Depuis quelques années, de plus en plus de personnes découvrent - parfois tardivement - leur neuroatypie. TDAH, haut potentiel, TSA, hypersensibilité… Derrière ces mots, il y a surtout des femmes et des hommes qui ont souvent passé une grande partie de leur vie à essayer de “fonctionner comme les autres”.
Il n’est pas rare que cette découverte surgisse… au moment d’une crise professionnelle. Burn-out à répétition, ennui chronique, difficultés relationnelles, fatigue sociale intense, sentiment de décalage permanent, incapacité à “rentrer dans les cases”… Beaucoup arrivent en accompagnement avec la sensation de ne plus comprendre ce qui bloque chez eux. Alors qu’en réalité, ils ont parfois simplement passé des années dans des environnements profondément inadaptés à leur fonctionnement.
Chez les personnes neuroatypiques, les trajectoires professionnelles sont souvent jalonnées de stratégies d’adaptation : surinvestissement, perfectionnisme, hypercontrôle, camouflage, recherche constante de validation… Certaines ont “réussi” professionnellement, mais au prix d’un sur-effort permanent. D’autres multiplient les changements professionnels, ou cumulent les activités, sans parvenir à trouver un cadre soutenable durablement. D’autres encore culpabilisent de ne pas réussir à tenir dans des environnements que tout le monde semble supporter. C’est souvent là qu’intervient une difficulté majeure en accompagnement : ne pas pathologiser… mais ne pas minimiser non plus. Car accompagner une personne neuroatypique ne consiste pas simplement à trouver le bon scénario professionnel. Cela suppose souvent d’aider la personne à mieux comprendre son fonctionnement, ses besoins réels, ses limites énergétiques, ses modes de motivation… et parfois à déconstruire des années de compensation.
Très concrètement, certaines postures sont particulièrement précieuses et soutenantes pour le public neuroatypique :
Beaucoup de neuroatypiques arrivent avec un discours extrêmement sévère sur eux-mêmes : "j'ai l'impression d'être instable", "je n’arrive jamais à aller au bout d'une mission", "je me lasse vite d'un poste", "je suis trop sensible pour le monde du travail", etc. Derrière ces formulations, il y a parfois un système nerveux saturé, un besoin de stimulation particulier, ou un environnement devenu invivable. Changer le regard sur son fonctionnement est déjà un immense pas.

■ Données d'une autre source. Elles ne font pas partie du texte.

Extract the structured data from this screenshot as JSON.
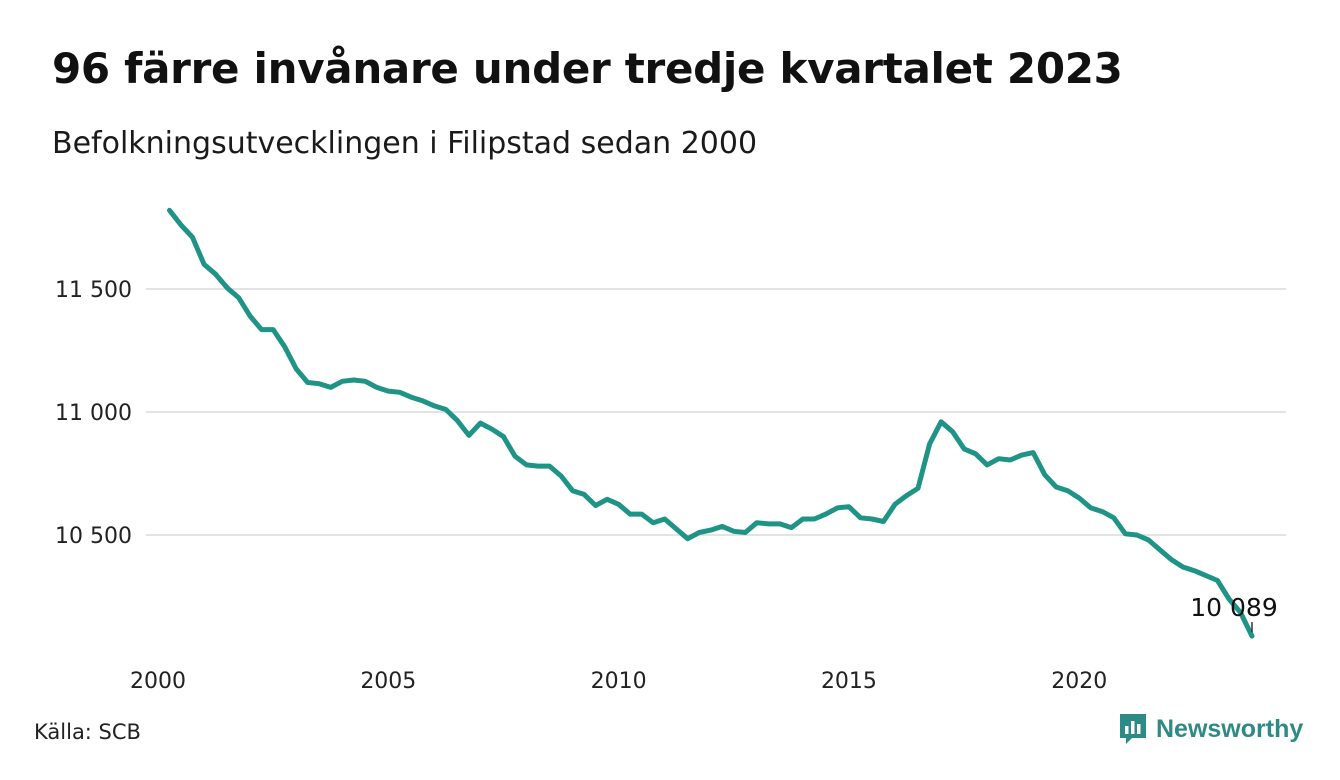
{
  "title": "96 färre invånare under tredje kvartalet 2023",
  "subtitle": "Befolkningsutvecklingen i Filipstad sedan 2000",
  "source": "Källa: SCB",
  "brand": {
    "name": "Newsworthy",
    "icon": "newsworthy-logo-icon"
  },
  "colors": {
    "line": "#1f9486",
    "grid": "#e3e3e3",
    "text": "#111111",
    "brand": "#2e8a84"
  },
  "chart_data": {
    "type": "line",
    "title": "96 färre invånare under tredje kvartalet 2023",
    "xlabel": "",
    "ylabel": "",
    "xlim": [
      2000,
      2023.75
    ],
    "ylim": [
      10050,
      11850
    ],
    "x_ticks": [
      2000,
      2005,
      2010,
      2015,
      2020
    ],
    "x_tick_labels": [
      "2000",
      "2005",
      "2010",
      "2015",
      "2020"
    ],
    "y_ticks": [
      10500,
      11000,
      11500
    ],
    "y_tick_labels": [
      "10 500",
      "11 000",
      "11 500"
    ],
    "grid": "horizontal",
    "legend": "none",
    "end_label": "10 089",
    "series": [
      {
        "x": [
          2000.25,
          2000.5,
          2000.75,
          2001.0,
          2001.25,
          2001.5,
          2001.75,
          2002.0,
          2002.25,
          2002.5,
          2002.75,
          2003.0,
          2003.25,
          2003.5,
          2003.75,
          2004.0,
          2004.25,
          2004.5,
          2004.75,
          2005.0,
          2005.25,
          2005.5,
          2005.75,
          2006.0,
          2006.25,
          2006.5,
          2006.75,
          2007.0,
          2007.25,
          2007.5,
          2007.75,
          2008.0,
          2008.25,
          2008.5,
          2008.75,
          2009.0,
          2009.25,
          2009.5,
          2009.75,
          2010.0,
          2010.25,
          2010.5,
          2010.75,
          2011.0,
          2011.25,
          2011.5,
          2011.75,
          2012.0,
          2012.25,
          2012.5,
          2012.75,
          2013.0,
          2013.25,
          2013.5,
          2013.75,
          2014.0,
          2014.25,
          2014.5,
          2014.75,
          2015.0,
          2015.25,
          2015.5,
          2015.75,
          2016.0,
          2016.25,
          2016.5,
          2016.75,
          2017.0,
          2017.25,
          2017.5,
          2017.75,
          2018.0,
          2018.25,
          2018.5,
          2018.75,
          2019.0,
          2019.25,
          2019.5,
          2019.75,
          2020.0,
          2020.25,
          2020.5,
          2020.75,
          2021.0,
          2021.25,
          2021.5,
          2021.75,
          2022.0,
          2022.25,
          2022.5,
          2022.75,
          2023.0,
          2023.25,
          2023.5,
          2023.75
        ],
        "values": [
          11820,
          11760,
          11710,
          11600,
          11560,
          11505,
          11465,
          11390,
          11335,
          11335,
          11265,
          11175,
          11120,
          11115,
          11100,
          11125,
          11130,
          11125,
          11100,
          11085,
          11080,
          11060,
          11045,
          11025,
          11010,
          10965,
          10905,
          10955,
          10930,
          10900,
          10820,
          10785,
          10780,
          10780,
          10740,
          10680,
          10665,
          10620,
          10645,
          10625,
          10585,
          10585,
          10550,
          10565,
          10525,
          10485,
          10510,
          10520,
          10535,
          10515,
          10510,
          10550,
          10545,
          10545,
          10530,
          10565,
          10565,
          10585,
          10610,
          10615,
          10570,
          10565,
          10555,
          10625,
          10660,
          10690,
          10870,
          10960,
          10920,
          10850,
          10830,
          10785,
          10810,
          10805,
          10825,
          10835,
          10745,
          10695,
          10680,
          10650,
          10610,
          10595,
          10570,
          10505,
          10500,
          10480,
          10440,
          10400,
          10370,
          10355,
          10335,
          10315,
          10240,
          10185,
          10089
        ]
      }
    ]
  }
}
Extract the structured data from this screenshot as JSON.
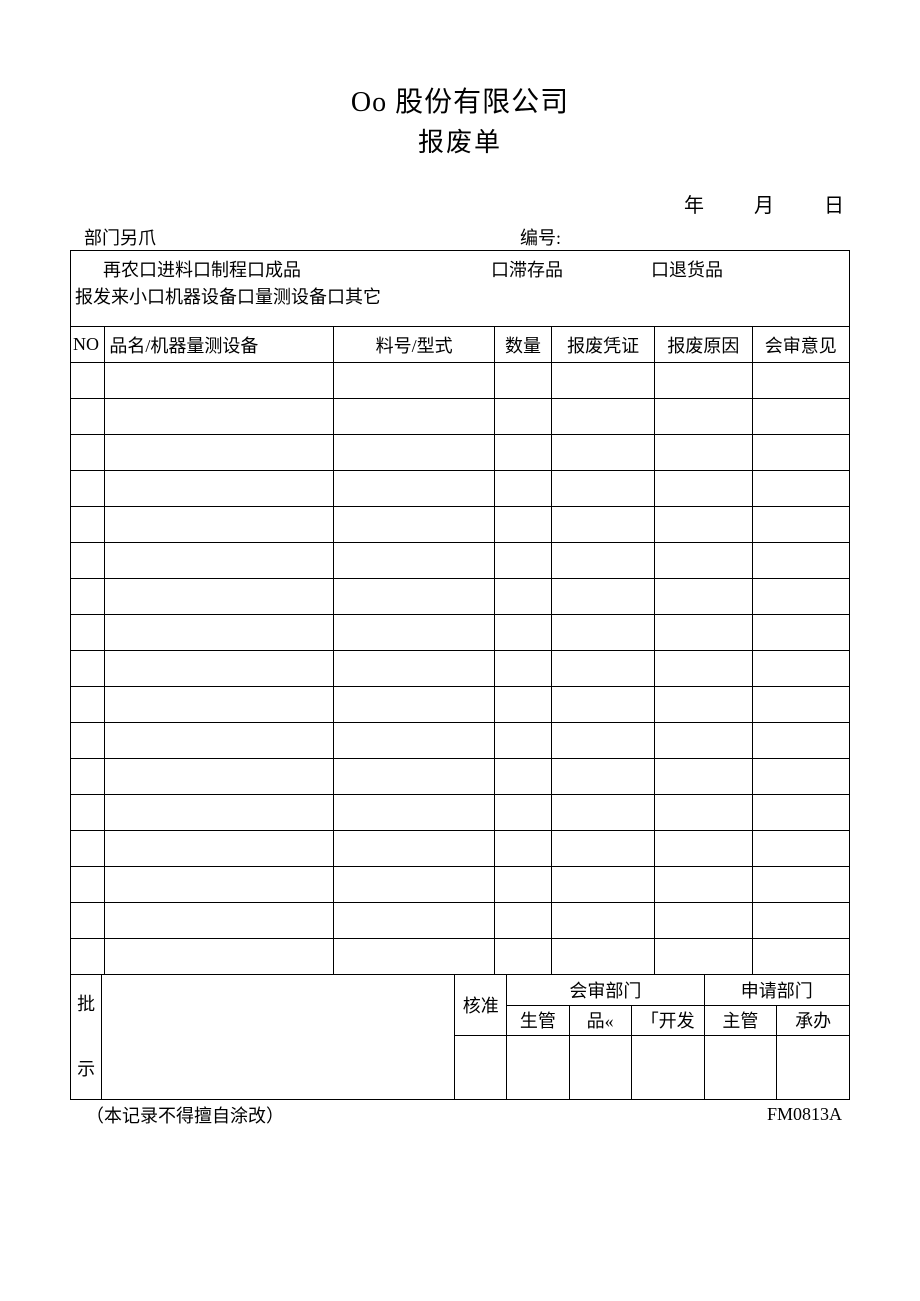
{
  "header": {
    "company": "Oo 股份有限公司",
    "form_name": "报废单"
  },
  "date": {
    "year_label": "年",
    "month_label": "月",
    "day_label": "日"
  },
  "meta": {
    "dept_label": "部门另爪",
    "serial_label": "编号:"
  },
  "source": {
    "line1_prefix": "再农",
    "opt_incoming": "口进料",
    "opt_process": "口制程",
    "opt_finished": "口成品",
    "opt_stock": "口滞存品",
    "opt_return": "口退货品",
    "line2_prefix": "报发来小",
    "opt_machine": "口机器设备",
    "opt_measure": "口量测设备",
    "opt_other": "口其它"
  },
  "columns": {
    "no": "NO",
    "name": "品名/机器量测设备",
    "part": "料号/型式",
    "qty": "数量",
    "cert": "报废凭证",
    "reason": "报废原因",
    "opinion": "会审意见"
  },
  "data_row_count": 17,
  "approval": {
    "pishi_top": "批",
    "pishi_bottom": "示",
    "hezhun": "核准",
    "review_dept": "会审部门",
    "apply_dept": "申请部门",
    "shengguan": "生管",
    "pin": "品«",
    "kaifa": "「开发",
    "zhuguan": "主管",
    "chengban": "承办"
  },
  "footer": {
    "note": "（本记录不得擅自涂改）",
    "form_no": "FM0813A"
  },
  "style": {
    "background": "#ffffff",
    "border_color": "#000000",
    "text_color": "#000000",
    "title_fontsize": 28,
    "body_fontsize": 18
  }
}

Vous le savez, une personne peut être très compétente… dans un environnement qui l’épuise totalement. Le sujet à creuser - dans cette hypothèse - n’est donc pas : qu’est-ce que vous savez faire ? Mais plutôt : dans quels contextes votre énergie reste-t-elle stable ? Qu’est-ce qui vous coûte au quotidien ? De quoi avez-vous besoin pour fonctionner sereinement, aussi bien en termes de coeur de métier que de modalités de travail ? Ces questions changent profondément la réflexion professionnelle en la focalisant sur le "comment ?" plutôt que le "quoi ?".
Chez certains profils neuroatypiques, l’envie de “tout quitter” peut aussi traduire une saturation extrême ou une recherche de soulagement immédiat. L’enjeu n’est donc ni de freiner le désir de changement, ni de l’encourager aveuglément, mais d’aider la personne à distinguer : ce qui relève d’un besoin profond,
de ce qui relève d’une urgence psychique ou d’un épuisement.
C’est sans doute l’un des plus grands enjeux. Accompagner une transition professionnelle, ce n’est pas aider quelqu’un à rentrer dans une norme à tout prix. C’est l’aider à construire une vie professionnelle plus soutenable, plus respectueuse de son fonctionnement… et souvent plus alignée. Pour les neuroatypiques, cette étape marque une bascule essentielle : cesser enfin d’essayer d’être “comme il faut”, pour commencer à comprendre ce qui leur convient réellement.